Ambedue devono essere considerati pensatori post-rivoluzionari, in quanto entrambi sono fortemente influenzati dalle ideologie della rivoluzione francese. Tuttavia  tentano di introdurre nel pensiero della rivoluzione francese un elemento di stabilità, che per Hegel è rappresentato dal carattere assoluto dello “Spirito”, mentre per Comte l’elemento di stabilità che si introduce nel dinamismo continuo del pensiero rivoluzionario è rappresentato dalla “religione dell’umanità”.

Concludiamo questo parallelismo tra Hegel e Comte mettendo in evidenza che per entrambi ogni evento storico ha un senso che spesso può essere compreso solamente con un’indagine di tipo retrospettivo.

La legge dei tre stadi

Comte partiva dall’idea che l’unica legge che governa il corso degli eventi storici è la legge naturale dell’evoluzione e del progresso. A detta di Comte, la filosofia positiva si distingueva dalla teologia e dalla metafisica della storia soprattutto perché mentre queste erano assolute nella loro concezione ed arbitrarie nella loro applicazione, al contrario la filosofia positiva della storia era relativa nella sua concezione e razionale nella sua applicazione. Tuttavia, malgrado Comte insista spesso nel radicale rifiuto di qualsiasi pretesa di assolutezza, in realtà resta a sua volta legato a quella pretesa di assolutezza che egli afferma di rifiutare. Infatti, a nostro avviso, Comte finisce per sostituire l’assolutismo teologico e metafisico da lui duramente combattuti con l’assolutismo del continuo ed inevitabile progresso scientifico che per lui, come abbiamo detto in precedenza, costituisce il significato ed il fine ultimo della storia. Ma se ben riflettiam,o il concetto di sviluppo continuo verso un fine ultimo futuro presuppone che si assolutizzi il concetto di sviluppo scientifico e filosofico.

Possiamo dire che lo scopo generale dell’opera di Comte è quello di comprendere le tappe fondamentali dello sviluppo e del progresso dell’umanità. A dire di Comte tale sviluppo e tale progresso continui sono comprensibili partendo dalla conoscenza e dalla comprensione di quella che egli definisce “la grande legge fondamentale” ovvero la “legge dei tre stadi”. Secondo tale legge l’intero sviluppo storico attraversa tre stadi: teologico, metafisico e scientifico. Lo stadio scientifico o positivo rappresenta l’ultimo stadio che caratterizza il progresso storico dell’umanità.

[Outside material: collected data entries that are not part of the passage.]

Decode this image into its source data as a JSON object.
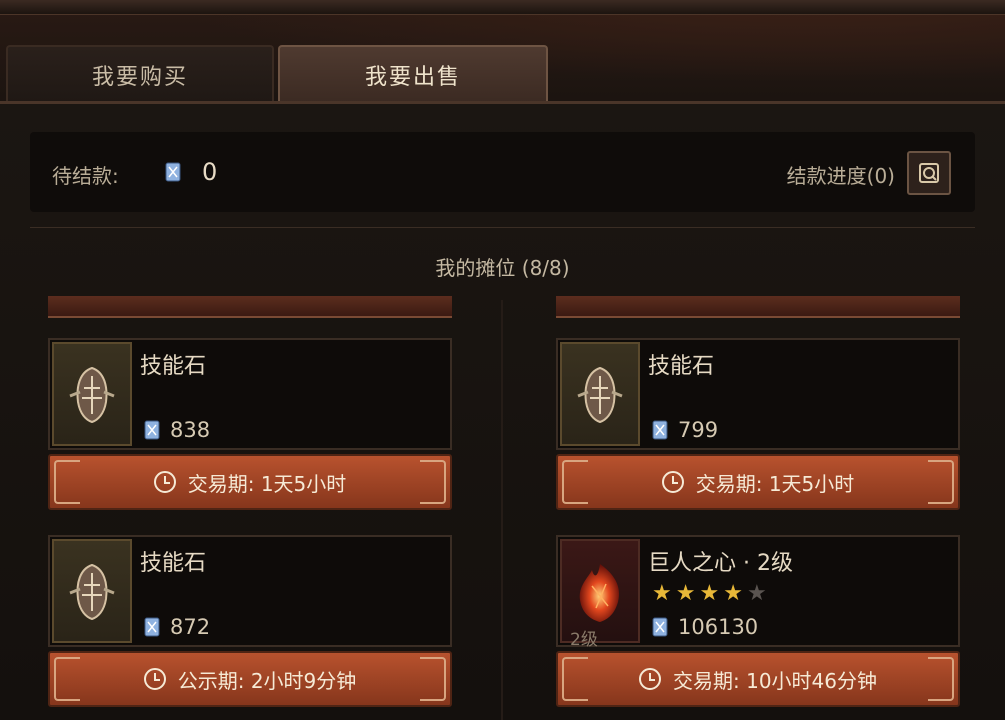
{
  "tabs": {
    "buy": "我要购买",
    "sell": "我要出售"
  },
  "pending": {
    "label": "待结款:",
    "amount": "0",
    "progress": "结款进度(0)"
  },
  "stall": {
    "title": "我的摊位 (8/8)"
  },
  "cards": [
    {
      "name": "技能石",
      "price": "838",
      "timer": "交易期: 1天5小时",
      "icon": "skill-stone-icon"
    },
    {
      "name": "技能石",
      "price": "799",
      "timer": "交易期: 1天5小时",
      "icon": "skill-stone-icon"
    },
    {
      "name": "技能石",
      "price": "872",
      "timer": "公示期: 2小时9分钟",
      "icon": "skill-stone-icon"
    },
    {
      "name": "巨人之心 · 2级",
      "price": "106130",
      "timer": "交易期: 10小时46分钟",
      "icon": "giant-heart-gem-icon",
      "level": "2级",
      "stars": {
        "filled": 4,
        "total": 5
      }
    }
  ],
  "colors": {
    "accent": "#b8522e",
    "star": "#e8b838",
    "currency": "#7fa6d8"
  }
}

Tale stadio, a dire del filosofo e sociologo francese, aveva avuto inizio con Bacone, Galileo e Cartesio, la cui opera doveva essere ampliata e completata mediante l’elaborazione del metodo storico-sociologico, che faceva sì che la filosofia della storia divenisse una scienza. Comte era cioè convinto che le teorie cartesiane, per quanto ammirevoli, fossero incomplete, in quanto il sistema di pensiero cartesiano basato sulle scienze naturali andava completato e perfezionato introducendo quella che Comte chiama “fisica sociale”, che altro non è che quella scienza che oggi noi chiamiamo sociologia.

A questo punto riteniamo opportuno dire qualcosa di più sui tre stadi che secondo Comte caratterizzano il progresso del genere umano. Nello stadio teologico lo spirito umano cerca di conoscere la vera natura della cose, le loro cause prime ed ultime, nonché la loro origine ed il loro fine: la mente umana cerca di raggiungere quella che ritiene la conoscenza assoluta di tutte le cose. Per giungere a tale conoscenza essa considera tutti i fenomeni come un prodotto dell’intervento diretto e continuo di molteplici entità soprannaturali (politeismo) oppure di un’unica entità divina (monoteismo).

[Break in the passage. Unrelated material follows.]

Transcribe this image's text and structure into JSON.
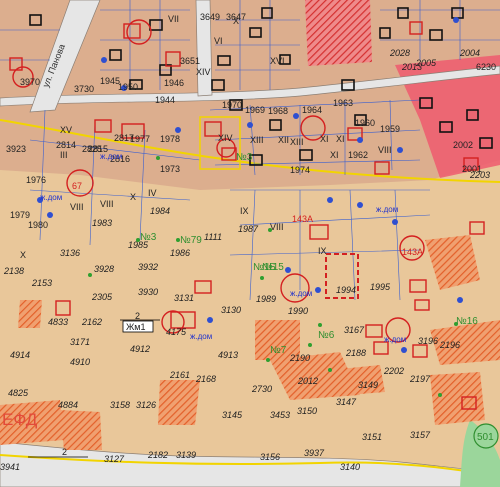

Dopo lo stadio teologico, secondo Comte, l’umanità passa allo stadio metafisico: gli esseri umani non sono più convinti che tutti i fenomeni storici e sociali siano dovuti all’azione di entità soprannaturali oppure di un’unica entità soprannaturale, poiché si afferma la convinzione che tutti gli eventi storici e sociali siano spiegabili utilizzando concetti assoluti ed immutabili di tipo metafisico.

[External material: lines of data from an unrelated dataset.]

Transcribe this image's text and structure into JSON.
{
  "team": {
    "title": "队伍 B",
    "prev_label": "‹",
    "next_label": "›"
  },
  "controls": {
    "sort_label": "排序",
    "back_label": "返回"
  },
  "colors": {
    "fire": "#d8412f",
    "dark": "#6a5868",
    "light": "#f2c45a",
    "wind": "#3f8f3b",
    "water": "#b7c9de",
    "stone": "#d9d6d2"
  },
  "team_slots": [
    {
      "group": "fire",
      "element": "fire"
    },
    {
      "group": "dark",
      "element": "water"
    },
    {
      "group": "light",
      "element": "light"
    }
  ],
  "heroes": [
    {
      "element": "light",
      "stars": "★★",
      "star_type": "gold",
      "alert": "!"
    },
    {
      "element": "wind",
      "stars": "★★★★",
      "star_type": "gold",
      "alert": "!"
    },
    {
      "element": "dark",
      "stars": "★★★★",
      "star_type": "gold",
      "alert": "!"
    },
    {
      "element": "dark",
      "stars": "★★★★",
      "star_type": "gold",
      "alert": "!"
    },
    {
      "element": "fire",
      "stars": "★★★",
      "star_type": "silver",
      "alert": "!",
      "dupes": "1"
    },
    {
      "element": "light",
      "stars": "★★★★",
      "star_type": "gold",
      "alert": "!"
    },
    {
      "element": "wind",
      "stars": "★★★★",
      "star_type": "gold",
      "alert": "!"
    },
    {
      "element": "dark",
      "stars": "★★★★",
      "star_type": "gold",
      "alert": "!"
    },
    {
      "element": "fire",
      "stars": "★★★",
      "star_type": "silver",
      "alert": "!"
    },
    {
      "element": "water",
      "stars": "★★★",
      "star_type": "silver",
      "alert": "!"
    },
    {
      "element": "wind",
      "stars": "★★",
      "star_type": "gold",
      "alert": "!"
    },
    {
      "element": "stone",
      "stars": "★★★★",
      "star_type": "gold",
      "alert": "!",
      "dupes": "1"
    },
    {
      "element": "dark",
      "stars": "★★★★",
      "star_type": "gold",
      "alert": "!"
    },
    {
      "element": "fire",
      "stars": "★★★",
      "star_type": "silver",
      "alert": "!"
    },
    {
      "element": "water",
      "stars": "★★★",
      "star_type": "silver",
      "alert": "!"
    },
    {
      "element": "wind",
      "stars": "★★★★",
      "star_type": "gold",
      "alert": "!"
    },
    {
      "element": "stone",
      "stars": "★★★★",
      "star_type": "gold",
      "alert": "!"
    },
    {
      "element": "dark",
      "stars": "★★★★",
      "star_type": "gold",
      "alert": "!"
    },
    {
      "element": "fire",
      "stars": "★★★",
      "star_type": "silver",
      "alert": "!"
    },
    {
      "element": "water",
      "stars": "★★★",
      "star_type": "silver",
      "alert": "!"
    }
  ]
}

Nel terzo stadio lo spirito umano non cerca più di spiegare gli eventi storici e sociali chiamando in causa entità divine o astratte, ma limita la sua indagine al tentativo di individuare e conoscere le leggi scientifiche naturali che regolano tutti i fenomeni storici e sociali. Di conseguenza gli esseri umani rinunciano alla pretesa di comprendere l’origine dell’universo, rendendosi conto che tale conoscenza non è alla portata della mente umana. Nello stadio positivo comprendere un fenomeno significa stabilire le relazioni che esistono tra quel fenomeno e gli altri che hanno un collegamento con esso e anche individuare le leggi di carattere generale che possono facilitare la comprensione del fenomeno in questione. Una delle affermazioni più significative di Comte è che il numero delle leggi generali necessarie per comprendere i vari fenomeni diminuisca sempre più con il progresso della scienza. Comte afferma a chiare lettere che l’ideale irraggiungibile al quale deve tendere il progresso scientifico è la spiegazione di tutti i fenomeni utilizzando un’unica legge generale, come quella della gravitazione.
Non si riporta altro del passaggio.